L'idée enthousiasma instantanément Li Hong, et elle crut elle aussi voir l'écriture de Ma Guiping. Elle posa lentement la main sur le carnet, repensant à la méthode que Zheng Zhihao lui avait enseignée, s'imaginant être ces mots tortueux et tortueux, puis ferma les yeux.

Une lumière blanche aveuglante traversa l'esprit de Li Hong, la forçant presque à se protéger les yeux. Mais elle comprit aussitôt qu'il s'agissait d'un message puissant, un écrit. Li Hong se calma et les images dans son esprit devinrent peu à peu plus nettes. Un visage d'une pâleur mortelle apparut devant elle : c'était Ma Guiping. Il n'avait guère changé depuis son vivant, hormis son teint blafard et sa main droite manquante, qui paraissait étrange. Elle ne pouvait distinguer ce qu'il faisait, mais du bord de l'image, elle se vit avec Li Li dans le lit, et sa propre voix résonna à ses oreilles : « Ne lui fais plus de mal… »

Soudain, l'image de Ma Guiping disparut, l'écran trembla et devint progressivement noir jusqu'à ce que plus rien ne soit visible.

**********************************

Un sac cabas rose poudré se trouvait devant Li Hong, exactement comme dans son rêve, à peine plus impeccable. On aurait dit qu'il était resté longtemps dans un débarras.

« C’est ce sac », dit Li Hong. « Avez-vous vu le fantôme sur le sac ? »

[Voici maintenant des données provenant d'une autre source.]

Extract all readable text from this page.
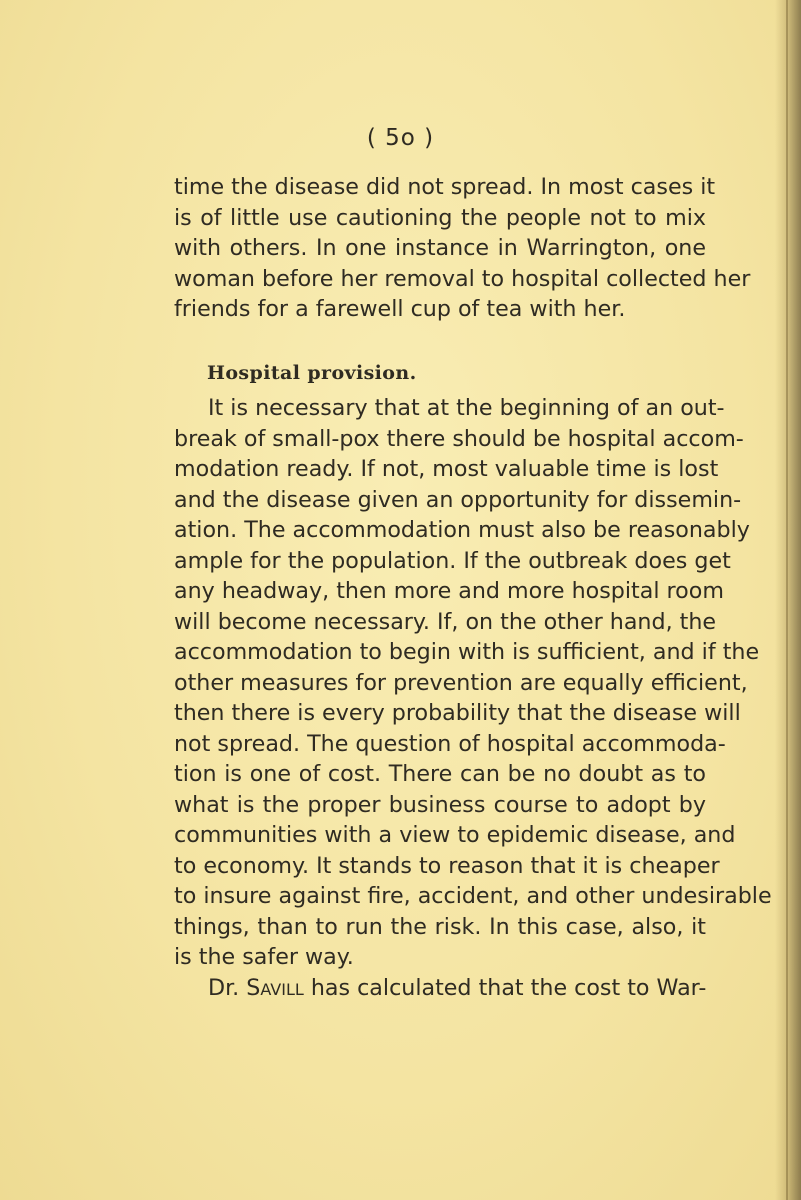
( 5o )
time the disease did not spread. In most cases it
is of little use cautioning the people not to mix
with others. In one instance in Warrington, one
woman before her removal to hospital collected her
friends for a farewell cup of tea with her.
Hospital provision.
It is necessary that at the beginning of an out-
break of small-pox there should be hospital accom-
modation ready. If not, most valuable time is lost
and the disease given an opportunity for dissemin-
ation. The accommodation must also be reasonably
ample for the population. If the outbreak does get
any headway, then more and more hospital room
will become necessary. If, on the other hand, the
accommodation to begin with is sufficient, and if the
other measures for prevention are equally efficient,
then there is every probability that the disease will
not spread. The question of hospital accommoda-
tion is one of cost. There can be no doubt as to
what is the proper business course to adopt by
communities with a view to epidemic disease, and
to economy. It stands to reason that it is cheaper
to insure against fire, accident, and other undesirable
things, than to run the risk. In this case, also, it
is the safer way.
Dr. Savill has calculated that the cost to War-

« Oui, je l’ai vu. C’est le fantôme de Liu Huiquan, le Monstre à la Chaussure. Il vous a guidé pendant la journée, puis est devenu le complice de Ya Chaolan la nuit », dit Zheng Zhihao. « Mais cette fois, il ne m’a pas attaqué

; le marché a fonctionné. » Il désigna ensuite Li Li allongée sur le lit. « Est-elle venue ici toute seule

? »

« Elle est possédée », dit Li Hong. « Elle a même un couteau. Essaie-t-elle de m’attaquer ? »

« Avant l'accord, elle était possédée par Ma Guiping et voulait te tuer. J'étais inquiet à ce moment-là. Mais tout est fini maintenant », dit Zheng Zhihao d'un air détendu.

« Tu sais tout ? Pourquoi tu ne me l'as pas dit ? » Li Hong était un peu en colère. « C'est ma meilleure amie. S'il lui arrive quoi que ce soit à cause de moi, je ne me le pardonnerai jamais. Tu aurais dû me le dire. »

« Bon, tu ne pensais même pas à toi à ce moment-là. De plus, elle était simplement possédée et sa vie n'était pas en danger. Je ne te l'ai pas dit parce que j'avais peur que cela te déconcentre. »

« La prochaine fois, quoi qu'il arrive, tu dois me le dire », dit froidement Li Hong.

Zheng Zhihao ne dit rien de plus, se contentant d'agiter la main avec impatience. Il s'accroupit près de la mallette, prêt à l'ouvrir.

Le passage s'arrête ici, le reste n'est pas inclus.